36. A method for the delivery of a polypeptide to a vertebrate, the method comprising the steps of:

(b) obtaining a red blood cell containing the fusion protein from the animal;

(c) sensitising the red blood cell to render it susceptible to disruption by an energy source;

(d) introducing the sensitised red blood cell to a vertebrate; and

(e) exposing the vertebrate, or a part of it, to an energy source at a level sufficient to disrupt the sensitised red blood cell.

37. A method of producing a polypeptide agent-MTS conjugate, the method comprising the steps of:

(a) isolating a red blood cell from a transgenic animal carrying and expressing a transgene encoding a fusion protein comprising the polypeptide and a membrane translocation sequence (MTS);

(b) sensitising the red blood cell to render it susceptible to disruption by an energy source;

(c) exposing the red blood cell to an energy source sufficient to disrupt the sensitized red blood cell; and

(d) isolating the fusion protein to provide the polypeptide agent-MTS conjugate.

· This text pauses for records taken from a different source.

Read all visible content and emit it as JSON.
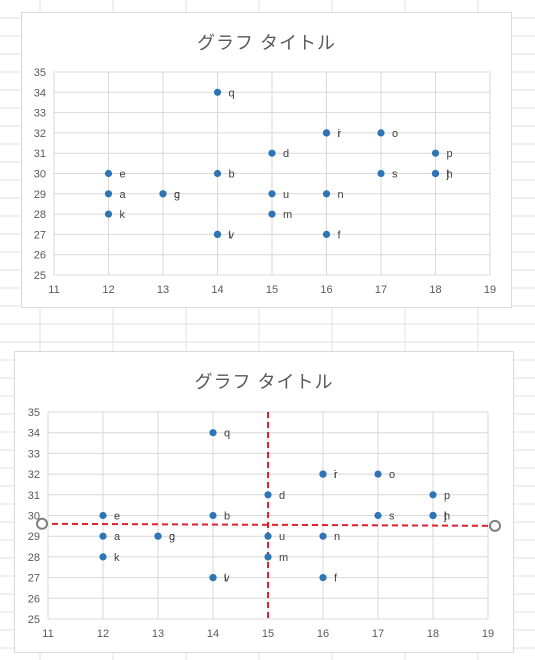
{
  "chart_data": [
    {
      "type": "scatter",
      "title": "グラフ タイトル",
      "xlim": [
        11,
        19
      ],
      "ylim": [
        25,
        35
      ],
      "x_ticks": [
        "11",
        "12",
        "13",
        "14",
        "15",
        "16",
        "17",
        "18",
        "19"
      ],
      "y_ticks": [
        "25",
        "26",
        "27",
        "28",
        "29",
        "30",
        "31",
        "32",
        "33",
        "34",
        "35"
      ],
      "grid": true,
      "legend": "none",
      "point_color": "#2e75b6",
      "points": [
        {
          "x": 12,
          "y": 29,
          "label": "a"
        },
        {
          "x": 14,
          "y": 30,
          "label": "b"
        },
        {
          "x": 13,
          "y": 29,
          "label": "g"
        },
        {
          "x": 15,
          "y": 31,
          "label": "d"
        },
        {
          "x": 12,
          "y": 30,
          "label": "e"
        },
        {
          "x": 16,
          "y": 27,
          "label": "f"
        },
        {
          "x": 13,
          "y": 29,
          "label": "c"
        },
        {
          "x": 18,
          "y": 30,
          "label": "h"
        },
        {
          "x": 16,
          "y": 32,
          "label": "i"
        },
        {
          "x": 18,
          "y": 30,
          "label": "j"
        },
        {
          "x": 12,
          "y": 28,
          "label": "k"
        },
        {
          "x": 14,
          "y": 27,
          "label": "l"
        },
        {
          "x": 15,
          "y": 28,
          "label": "m"
        },
        {
          "x": 16,
          "y": 29,
          "label": "n"
        },
        {
          "x": 17,
          "y": 32,
          "label": "o"
        },
        {
          "x": 18,
          "y": 31,
          "label": "p"
        },
        {
          "x": 14,
          "y": 34,
          "label": "q"
        },
        {
          "x": 16,
          "y": 32,
          "label": "r"
        },
        {
          "x": 17,
          "y": 30,
          "label": "s"
        },
        {
          "x": 18,
          "y": 30,
          "label": "t"
        },
        {
          "x": 15,
          "y": 29,
          "label": "u"
        },
        {
          "x": 14,
          "y": 27,
          "label": "v"
        }
      ]
    },
    {
      "type": "scatter",
      "title": "グラフ タイトル",
      "xlim": [
        11,
        19
      ],
      "ylim": [
        25,
        35
      ],
      "x_ticks": [
        "11",
        "12",
        "13",
        "14",
        "15",
        "16",
        "17",
        "18",
        "19"
      ],
      "y_ticks": [
        "25",
        "26",
        "27",
        "28",
        "29",
        "30",
        "31",
        "32",
        "33",
        "34",
        "35"
      ],
      "grid": true,
      "legend": "none",
      "point_color": "#2e75b6",
      "guide_color": "#e0202c",
      "vertical_guide_x": 15,
      "horizontal_guide": {
        "x1": 11,
        "y1": 29.6,
        "x2": 19,
        "y2": 29.5
      },
      "points": [
        {
          "x": 12,
          "y": 29,
          "label": "a"
        },
        {
          "x": 14,
          "y": 30,
          "label": "b"
        },
        {
          "x": 13,
          "y": 29,
          "label": "g"
        },
        {
          "x": 15,
          "y": 31,
          "label": "d"
        },
        {
          "x": 12,
          "y": 30,
          "label": "e"
        },
        {
          "x": 16,
          "y": 27,
          "label": "f"
        },
        {
          "x": 13,
          "y": 29,
          "label": "c"
        },
        {
          "x": 18,
          "y": 30,
          "label": "h"
        },
        {
          "x": 16,
          "y": 32,
          "label": "i"
        },
        {
          "x": 18,
          "y": 30,
          "label": "j"
        },
        {
          "x": 12,
          "y": 28,
          "label": "k"
        },
        {
          "x": 14,
          "y": 27,
          "label": "l"
        },
        {
          "x": 15,
          "y": 28,
          "label": "m"
        },
        {
          "x": 16,
          "y": 29,
          "label": "n"
        },
        {
          "x": 17,
          "y": 32,
          "label": "o"
        },
        {
          "x": 18,
          "y": 31,
          "label": "p"
        },
        {
          "x": 14,
          "y": 34,
          "label": "q"
        },
        {
          "x": 16,
          "y": 32,
          "label": "r"
        },
        {
          "x": 17,
          "y": 30,
          "label": "s"
        },
        {
          "x": 18,
          "y": 30,
          "label": "t"
        },
        {
          "x": 15,
          "y": 29,
          "label": "u"
        },
        {
          "x": 14,
          "y": 27,
          "label": "v"
        }
      ]
    }
  ]
}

38. A method according to any of Claims 34 to 37, in which the transgenic animal is selected from the group consisting of: mouse, rat, rabbit, sheep, goat, cow, and pig.

39. A method according to any of Claims 34 to 38, in which the polypeptide is expressed under the control of a β-globin promoter or enhancer.

40. A method according to any of Claims 34 to 39, in which the polypeptide is expressed under the control of a β-globin Locus Control Region (LCR).